The behavior and structure of thunderstorms can change substantially when interacting with other storms or pre-existing boundaries. Numerous cases have been reported in the literature in which an ordinary thunderstorm has been observed to become severe or even tornadic following the interaction with a low-level outflow boundary, and during the Verifications of the Origins of Rotation in Tornadoes Experiment (VORTEX) it was noted that a large percentage of significant tornadoes occurred near such boundaries. The possible storm enhancement and resultant precipitation field at the ground due to storm-storm or storm-outflow boundary interactions is therefore an important forecasting problem. Numerical simulations of the interaction between a storm and the low-level outflow boundary of another storm have been conducted using the Colorado State University Regional Atmospheric Modeling System (RAMS) to investigate the enhancement of precipitation produced at the ground following the interaction.

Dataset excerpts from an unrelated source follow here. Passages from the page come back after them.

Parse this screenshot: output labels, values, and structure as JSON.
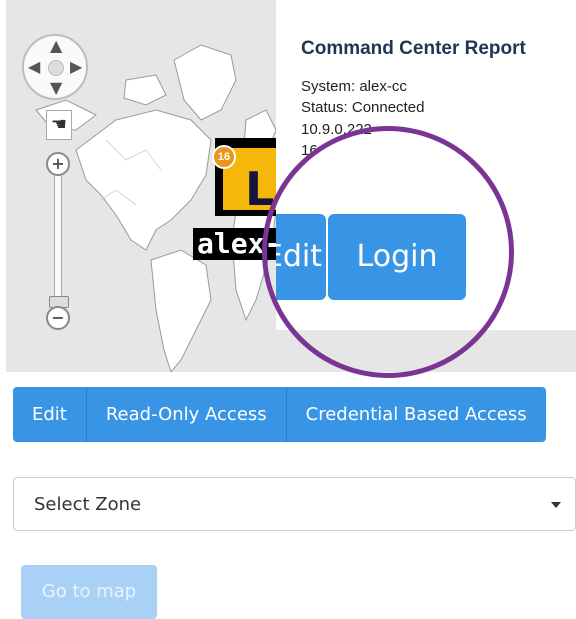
{
  "map": {
    "marker_count": "16",
    "marker_letter": "L",
    "marker_label": "alex-"
  },
  "map_controls": {
    "pan_icon": "pan-arrows-icon",
    "hand_icon": "hand-icon",
    "zoom_in_symbol": "+",
    "zoom_out_symbol": "−"
  },
  "popup": {
    "title": "Command Center Report",
    "system": "System: alex-cc",
    "status": "Status: Connected",
    "ip": "10.9.0.222",
    "extra": "16",
    "edit_label": "Edit",
    "login_label": "Login"
  },
  "access_buttons": [
    "Edit",
    "Read-Only Access",
    "Credential Based Access"
  ],
  "zone_select": {
    "value": "Select Zone"
  },
  "go_button": {
    "label": "Go to map"
  },
  "colors": {
    "primary": "#3895e6",
    "primary_disabled": "#a9d1f6",
    "highlight": "#7a3594",
    "marker": "#f5b80a",
    "title": "#1e3553"
  }
}
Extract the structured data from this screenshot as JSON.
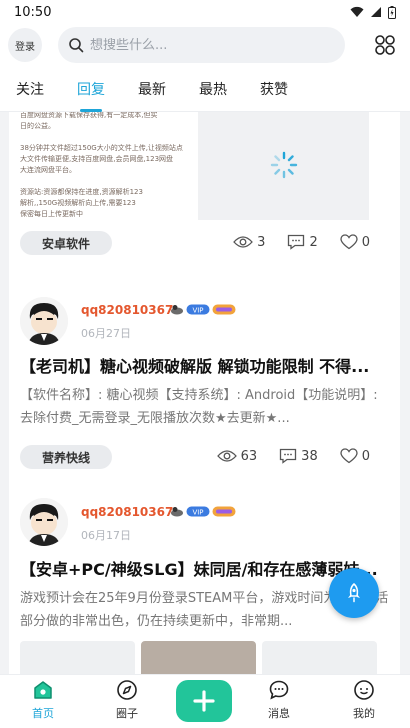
{
  "status_bar": {
    "time": "10:50"
  },
  "header": {
    "login_label": "登录",
    "search_placeholder": "想搜些什么..."
  },
  "tabs": [
    {
      "label": "关注",
      "active": false
    },
    {
      "label": "回复",
      "active": true
    },
    {
      "label": "最新",
      "active": false
    },
    {
      "label": "最热",
      "active": false
    },
    {
      "label": "获赞",
      "active": false
    }
  ],
  "posts": [
    {
      "doc_lines": [
        "百度网盘资源下载保存获得,有一定成本,但实",
        "日的公益。",
        "",
        "38分钟并文件超过150G大小的文件上传,让视频站点",
        "大文件传输更便,支持百度网盘,会员网盘,123网盘",
        "大连流网盘平台。",
        "",
        "资源站:资源都保持在进度,资源解析123",
        "解析,,150G视频解析向上传,需要123",
        "保密每日上传更新中"
      ],
      "tag": "安卓软件",
      "views": "3",
      "comments": "2",
      "likes": "0"
    },
    {
      "username": "qq820810367",
      "date": "06月27日",
      "title": "【老司机】糖心视频破解版 解锁功能限制 不得...",
      "desc": "【软件名称】: 糖心视频【支持系统】: Android【功能说明】: 去除付费_无需登录_无限播放次数★去更新★...",
      "tag": "营养快线",
      "views": "63",
      "comments": "38",
      "likes": "0"
    },
    {
      "username": "qq820810367",
      "date": "06月17日",
      "title": "【安卓+PC/神级SLG】妹同居/和存在感薄弱妹...",
      "desc": "游戏预计会在25年9月份登录STEAM平台，游戏时间为日常生活部分做的非常出色，仍在持续更新中，非常期..."
    }
  ],
  "bottom_nav": [
    {
      "label": "首页",
      "icon": "home-icon",
      "active": true
    },
    {
      "label": "圈子",
      "icon": "compass-icon",
      "active": false
    },
    {
      "label": "消息",
      "icon": "message-icon",
      "active": false
    },
    {
      "label": "我的",
      "icon": "profile-icon",
      "active": false
    }
  ],
  "colors": {
    "accent": "#1ea5d8",
    "add_button": "#22c59a",
    "username": "#e4572e",
    "fab": "#1e9bf0"
  }
}
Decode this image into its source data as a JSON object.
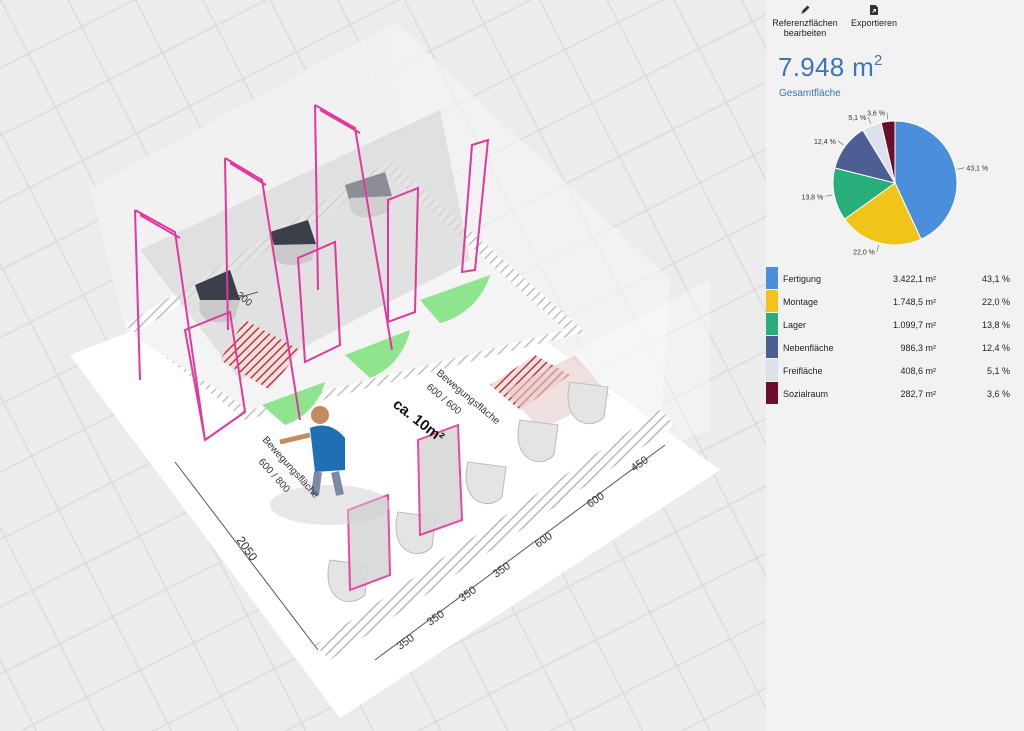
{
  "toolbar": {
    "edit_label_line1": "Referenzflächen",
    "edit_label_line2": "bearbeiten",
    "export_label": "Exportieren"
  },
  "summary": {
    "total_number": "7.948 m",
    "total_sup": "2",
    "total_label": "Gesamtfläche"
  },
  "legend": [
    {
      "name": "Fertigung",
      "value": "3.422,1 m²",
      "pct": "43,1 %",
      "color": "#4a8edc"
    },
    {
      "name": "Montage",
      "value": "1.748,5 m²",
      "pct": "22,0 %",
      "color": "#f0c419"
    },
    {
      "name": "Lager",
      "value": "1.099,7 m²",
      "pct": "13,8 %",
      "color": "#27ae7a"
    },
    {
      "name": "Nebenfläche",
      "value": "986,3 m²",
      "pct": "12,4 %",
      "color": "#4c5e94"
    },
    {
      "name": "Freifläche",
      "value": "408,6 m²",
      "pct": "5,1 %",
      "color": "#dde2ea"
    },
    {
      "name": "Sozialraum",
      "value": "282,7 m²",
      "pct": "3,6 %",
      "color": "#6b0e28"
    }
  ],
  "chart_data": {
    "type": "pie",
    "categories": [
      "Fertigung",
      "Montage",
      "Lager",
      "Nebenfläche",
      "Freifläche",
      "Sozialraum"
    ],
    "values": [
      43.1,
      22.0,
      13.8,
      12.4,
      5.1,
      3.6
    ],
    "slice_labels": [
      "43,1 %",
      "22,0 %",
      "13,8 %",
      "12,4 %",
      "5,1 %",
      "3,6 %"
    ],
    "colors": [
      "#4a8edc",
      "#f0c419",
      "#27ae7a",
      "#4c5e94",
      "#dde2ea",
      "#6b0e28"
    ]
  },
  "drawing": {
    "area_label": "ca. 10m²",
    "movement_label_1": "Bewegungsfläche",
    "movement_dims_1": "600 / 600",
    "movement_label_2": "Bewegungsfläche",
    "movement_dims_2": "600 / 800",
    "dim_depth": "2050",
    "dim_gap": "200",
    "dims_bottom": [
      "350",
      "350",
      "350",
      "350",
      "600",
      "600",
      "450"
    ]
  }
}
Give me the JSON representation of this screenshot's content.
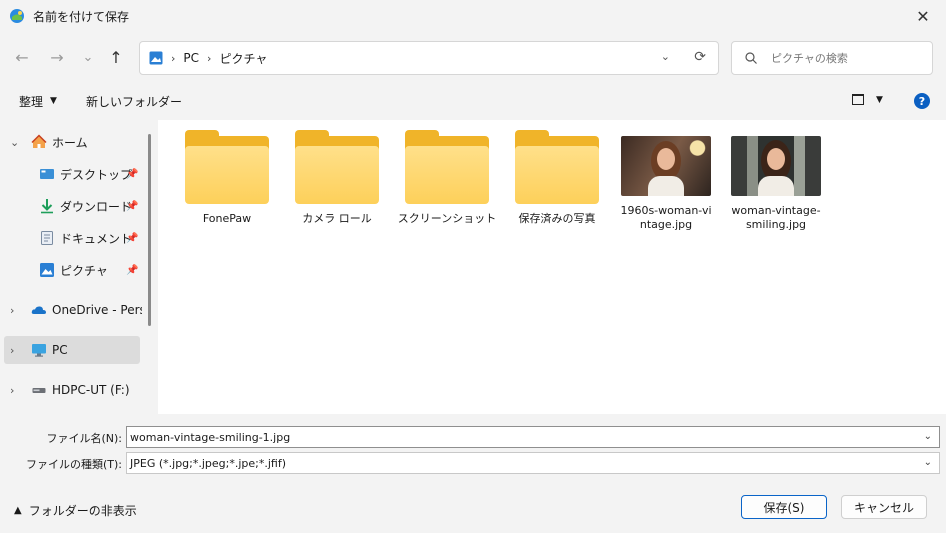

A 200 by 200 km model grid is initialized horizontally homogeneously using a horizontal grid spacing of 1 km and a variable vertical grid spacing beginning with 100 m. The single-moment version of RAMS microphysics is employed. The water species represented include vapor, cloud droplets, rain, pristine ice, snow, aggregates, graupel and hail. A warm, moist bubble is released to initiate convection and the storm is allowed to develop for an hour. A second warm bubble is then released upshear of the first storm and the simulation is run for another two hours, allowing the second storm to interact with the low-level outflow boundary of the first storm. A control simulation was performed in which only one warm bubble was released, the initial position of which was the same as that of the second bubble in the storm-interaction simulation. The second storm in the storm-interaction simulation begins to interact with the outflow boundary of the first storm after about 55 minutes of simulation time. Preliminary results indicate that approximately 25 minutes after the interaction, condensate mixing ratios at the lowest model level are between 20 and 30 % greater in the storm-interaction case than in the control simulation. This continues to be the case for the next 30 minutes of simulation time. Differences in vertical velocity, storm structure and vertical vorticity are also observed between the control and storm-interaction simulations and these will be presented. Reasons for the precipitation enhancement as a result of the storm-storm interaction will be suggested.